A discussão sobre a censura ao comercial da cerveja Devassa protagonizado pela grã-fina Paris Hilton ficou mais tempo em cartaz do que o próprio clipe.
É bom que seja assim, porque a suspensão da propaganda foi uma empulhação. Embora oficialmente sancionada pela Secretaria Especial de Políticas para as Mulheres (SEPM), do governo federal, quem orquestrou, badalou e lucrou com a proibição foi o Conar (Conselho Nacional de Auto-Regulamentação Publicitária), entidade privada, sustentada pela mídia, sobretudo mídia eletrônica.
No caderno ‘Mais!’ da Folha de S.Paulo (domingo, 7/3), o filósofo Renato Janine Ribeiro radiografou o episódio com precisão. A SEPM não poderia recusar o apoio a uma medida contra a exploração da mulher como objeto sexual. Se o fizesse estaria na contramão dos argumentos que justificaram a sua criação.
Interesses precisos
A peça publicitária não é mais devassa, nem mais agressiva, nem mais pornográfica do que dezenas de outras que jamais provocaram qualquer reação dos zelosos defensores da moral.
O comercial de Paris Hilton foi o pretexto para valorizar o conceito de auto-regulação no momento em que começou a esquentar a discussão sobre ‘controle público’ da comunicação. Convém lembrar da onda tardiamente montada para combater o 3º Programa Nacional dos Direitos Humanos que, como os dois anteriores lançados nos dois mandatos de Fernando Henrique Cardoso, ousou classificar a baixaria televisiva como atentado aos direitos humanos.
Não cabe ao Conar discutir a qualidade da programação das concessões públicas de radiodifusão, seu negócio é cuidar do conteúdo da propaganda. Mas o Conar tem sido cada vez mais lembrado como modelo bem sucedido de controle de qualidade.
É bom que se registre que o Conar tem sido leniente em matéria de propaganda enganosa. Raramente estrila, geralmente condescende com o mercado. A entidade tem funcionado mais como lobby em defesa dos grandes segmentos anunciantes do que como um mediador entre interesses divergentes.
Rigor inócuo
As investidas do Conar contra a decisão da Agência Nacional de Vigilância Sanitária (Anvisa) de proibir a venda de remédios nas gôndolas das farmácias sob a alegação de que o consumidor não pode ser ‘tutelado’ pelo farmacêutico é pueril e impertinente: nada tem a ver com publicidade e, por outro lado, ignora os perigos da automedicação e, sobretudo, das superdosagens.

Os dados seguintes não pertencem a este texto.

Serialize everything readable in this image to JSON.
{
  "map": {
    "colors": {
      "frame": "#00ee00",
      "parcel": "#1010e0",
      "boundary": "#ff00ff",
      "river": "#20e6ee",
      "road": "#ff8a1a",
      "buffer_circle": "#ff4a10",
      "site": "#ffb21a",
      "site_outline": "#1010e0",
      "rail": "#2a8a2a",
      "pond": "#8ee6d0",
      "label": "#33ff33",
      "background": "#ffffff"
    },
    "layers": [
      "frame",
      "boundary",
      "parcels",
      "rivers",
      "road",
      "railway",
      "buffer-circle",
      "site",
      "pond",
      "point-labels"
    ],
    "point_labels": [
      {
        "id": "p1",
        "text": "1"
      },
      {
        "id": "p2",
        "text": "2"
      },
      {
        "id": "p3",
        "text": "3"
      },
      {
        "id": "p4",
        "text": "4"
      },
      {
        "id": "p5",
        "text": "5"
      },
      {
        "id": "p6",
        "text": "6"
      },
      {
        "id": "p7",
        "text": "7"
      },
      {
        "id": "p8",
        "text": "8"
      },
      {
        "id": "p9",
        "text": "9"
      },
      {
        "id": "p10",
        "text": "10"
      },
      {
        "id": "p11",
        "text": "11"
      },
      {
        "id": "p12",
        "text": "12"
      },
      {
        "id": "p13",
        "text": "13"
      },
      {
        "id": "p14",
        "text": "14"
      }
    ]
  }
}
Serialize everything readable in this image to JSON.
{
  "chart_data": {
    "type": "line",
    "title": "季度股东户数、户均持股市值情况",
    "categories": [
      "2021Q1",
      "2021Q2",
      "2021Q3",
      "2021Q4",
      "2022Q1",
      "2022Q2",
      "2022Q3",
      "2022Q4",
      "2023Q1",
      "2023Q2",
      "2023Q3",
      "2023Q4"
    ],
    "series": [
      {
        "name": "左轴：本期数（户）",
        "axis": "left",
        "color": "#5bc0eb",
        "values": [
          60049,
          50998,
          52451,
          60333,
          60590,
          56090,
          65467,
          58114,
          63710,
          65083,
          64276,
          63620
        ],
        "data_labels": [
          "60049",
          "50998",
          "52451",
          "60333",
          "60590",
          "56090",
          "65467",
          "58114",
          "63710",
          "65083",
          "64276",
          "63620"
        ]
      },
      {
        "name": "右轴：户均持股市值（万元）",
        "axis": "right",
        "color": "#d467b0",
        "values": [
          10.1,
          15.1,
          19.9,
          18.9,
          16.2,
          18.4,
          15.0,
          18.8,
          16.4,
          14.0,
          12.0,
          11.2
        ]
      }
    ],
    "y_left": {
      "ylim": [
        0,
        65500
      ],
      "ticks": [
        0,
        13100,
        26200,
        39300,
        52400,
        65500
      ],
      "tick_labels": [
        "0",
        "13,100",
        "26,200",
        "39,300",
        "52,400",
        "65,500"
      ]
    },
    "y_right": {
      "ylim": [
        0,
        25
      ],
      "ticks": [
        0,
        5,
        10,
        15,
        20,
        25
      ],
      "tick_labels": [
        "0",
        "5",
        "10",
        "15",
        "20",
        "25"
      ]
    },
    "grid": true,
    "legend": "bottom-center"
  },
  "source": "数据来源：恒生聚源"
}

Registre-se ainda que a auto-regulação é, em si, um conceito avançado. Uma sociedade capaz de criar poderes e contrapoderes é organicamente democrática. Mas as medidas adotadas pelas corporações auto-reguladas devem ter real significado para os demais segmentos da sociedade.
O rigor contra o comercial da Devassa é inócuo, tem algo farisaico. E deixa evidente a manobra de ‘vender’ a auto-regulação como panacéia para impasses que nos EUA geralmente são resolvidos por agencias reguladoras propriamente ditas, como a Federal Communications Commission (FCC).